Unable to obtain critical gear from federal or state stockpiles, hospitals were competing with one another in the market and relying on unproved suppliers who did not always deliver what was promised, administrators said, and prices skyrocketed. “We are all competing for the same items and there are only so many people on the other end of the supply chain,” one administrator told investigators.
Administrators expressed concern that they would face serious staffing shortages. “Several hospitals reported that they would struggle to maintain hospital operations if even a few staff were exposed to the virus,” the report said.
Nearly 20% of Americans are served by small rural hospitals that were already being stretched thin before COVID-19.
Already some administrators said they did not have enough specialists to treat the sickest patients. Even if their hospitals received enough ventilators, they did not have enough doctors and nurses to operate them. “You can build thousands of ventilators,” an administrator said, “but you need an army to manage that equipment and care for those patients.”
Administrators complained of inconsistent guidance from federal and state public health officials, and said that, as a result, they were wasting time educating the public about the threat of the virus. “The misinformation that is out there, and the lack of serious understanding about what we could be facing, is extraordinary,” one administrator said.
The virus also was hurting hospitals’ financial well-being, administrators said, as they were forced to cut back on elective procedures to treat coronavirus patients.
“Hospitals reported that their most significant challenges centered on testing and caring for patients with known or suspected COVID-19 and keeping staff safe,” the report said. “Hospitals also reported substantial challenges maintaining or expanding their facilities’ capacity to treat patients.”
The overall assessment was sharply at odds with the daily status reports from Trump. He and Vice President Mike Pence, the head of the president’s coronavirus task force, have given daily, upbeat reports on how many masks, gloves and ventilators the federal government has distributed to hospitals.
Over the weekend, the president claimed that “many hospital administrators that we’ve been in touch with, even in the really hot spots — you know what they are — are communicating directly with us that their level of supplies are meeting essential needs.” He added, “At the current time, they’re really thrilled to be where they are.”
Trump repeatedly has suggested without evidence that states and hospitals were actually to blame for not having enough ventilators. He blamed some hospital workers for a shortage of masks, suggesting personnel were hoarding or stealing them. “Something’s going on. And you ought to look into it as reporters. Where are the masks going? Are they going out the back door?” he said March 29. “And we have that happening in numerous places … I don’t think it’s hoarding. I think maybe it’s worse than hoarding.”
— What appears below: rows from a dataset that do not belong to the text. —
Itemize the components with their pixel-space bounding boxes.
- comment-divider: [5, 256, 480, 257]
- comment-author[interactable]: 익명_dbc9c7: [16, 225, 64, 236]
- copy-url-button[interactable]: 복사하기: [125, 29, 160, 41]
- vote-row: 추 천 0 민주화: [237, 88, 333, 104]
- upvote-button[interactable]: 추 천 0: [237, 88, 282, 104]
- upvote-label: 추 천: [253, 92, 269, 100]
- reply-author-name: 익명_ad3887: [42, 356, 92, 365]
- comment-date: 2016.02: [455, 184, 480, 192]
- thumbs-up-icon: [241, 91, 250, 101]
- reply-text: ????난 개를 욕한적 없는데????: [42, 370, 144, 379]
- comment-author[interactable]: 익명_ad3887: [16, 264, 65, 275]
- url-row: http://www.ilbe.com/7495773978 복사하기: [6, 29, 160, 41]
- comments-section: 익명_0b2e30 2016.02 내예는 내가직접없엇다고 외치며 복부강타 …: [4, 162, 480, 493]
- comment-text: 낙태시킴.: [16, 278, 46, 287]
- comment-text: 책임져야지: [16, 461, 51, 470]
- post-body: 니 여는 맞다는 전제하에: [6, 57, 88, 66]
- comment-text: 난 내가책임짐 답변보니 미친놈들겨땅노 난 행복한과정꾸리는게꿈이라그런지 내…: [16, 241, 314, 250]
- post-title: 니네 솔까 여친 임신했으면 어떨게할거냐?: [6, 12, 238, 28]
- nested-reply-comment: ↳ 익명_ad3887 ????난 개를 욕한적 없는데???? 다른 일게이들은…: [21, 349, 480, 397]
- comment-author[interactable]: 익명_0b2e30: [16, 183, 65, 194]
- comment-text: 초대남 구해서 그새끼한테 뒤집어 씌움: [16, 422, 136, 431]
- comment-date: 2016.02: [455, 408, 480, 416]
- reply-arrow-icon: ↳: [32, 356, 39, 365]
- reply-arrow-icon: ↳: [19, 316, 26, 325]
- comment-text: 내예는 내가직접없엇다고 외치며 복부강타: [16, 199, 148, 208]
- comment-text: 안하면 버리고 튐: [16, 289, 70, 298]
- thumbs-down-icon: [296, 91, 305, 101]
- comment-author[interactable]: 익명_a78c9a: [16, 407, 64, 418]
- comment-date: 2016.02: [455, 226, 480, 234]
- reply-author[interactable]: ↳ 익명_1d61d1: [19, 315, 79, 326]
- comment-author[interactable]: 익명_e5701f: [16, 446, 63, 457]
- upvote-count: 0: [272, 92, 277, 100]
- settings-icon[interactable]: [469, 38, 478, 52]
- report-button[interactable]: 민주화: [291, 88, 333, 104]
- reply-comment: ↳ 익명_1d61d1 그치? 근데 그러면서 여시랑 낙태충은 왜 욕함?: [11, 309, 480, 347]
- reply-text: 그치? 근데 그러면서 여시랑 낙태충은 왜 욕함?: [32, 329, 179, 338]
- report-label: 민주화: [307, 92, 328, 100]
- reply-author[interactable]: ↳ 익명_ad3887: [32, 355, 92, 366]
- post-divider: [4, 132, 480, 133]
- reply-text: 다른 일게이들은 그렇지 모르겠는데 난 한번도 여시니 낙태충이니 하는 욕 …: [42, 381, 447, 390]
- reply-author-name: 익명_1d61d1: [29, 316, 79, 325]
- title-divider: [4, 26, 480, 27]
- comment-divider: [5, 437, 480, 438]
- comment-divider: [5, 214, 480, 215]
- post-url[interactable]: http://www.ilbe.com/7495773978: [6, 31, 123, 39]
The inspector general’s report came days after Trump informed Congress he was firing Michael Atkinson, the inspector general for the intelligence community. Atkinson last year disclosed to Congress, as required, a whistleblower’s complaint about the president’s dealings with Ukraine, which led to Trump’s impeachment.
Most federal agencies have inspectors general to act as independent watchdogs to audit and investigate their operations. The inspector general’s office for the Department of Health and Human Services has been led since January by Christi Grimm, the principal deputy inspector general. The department has not had a Senate-confirmed inspector general since 15-year veteran Daniel Levinson stepped down in May.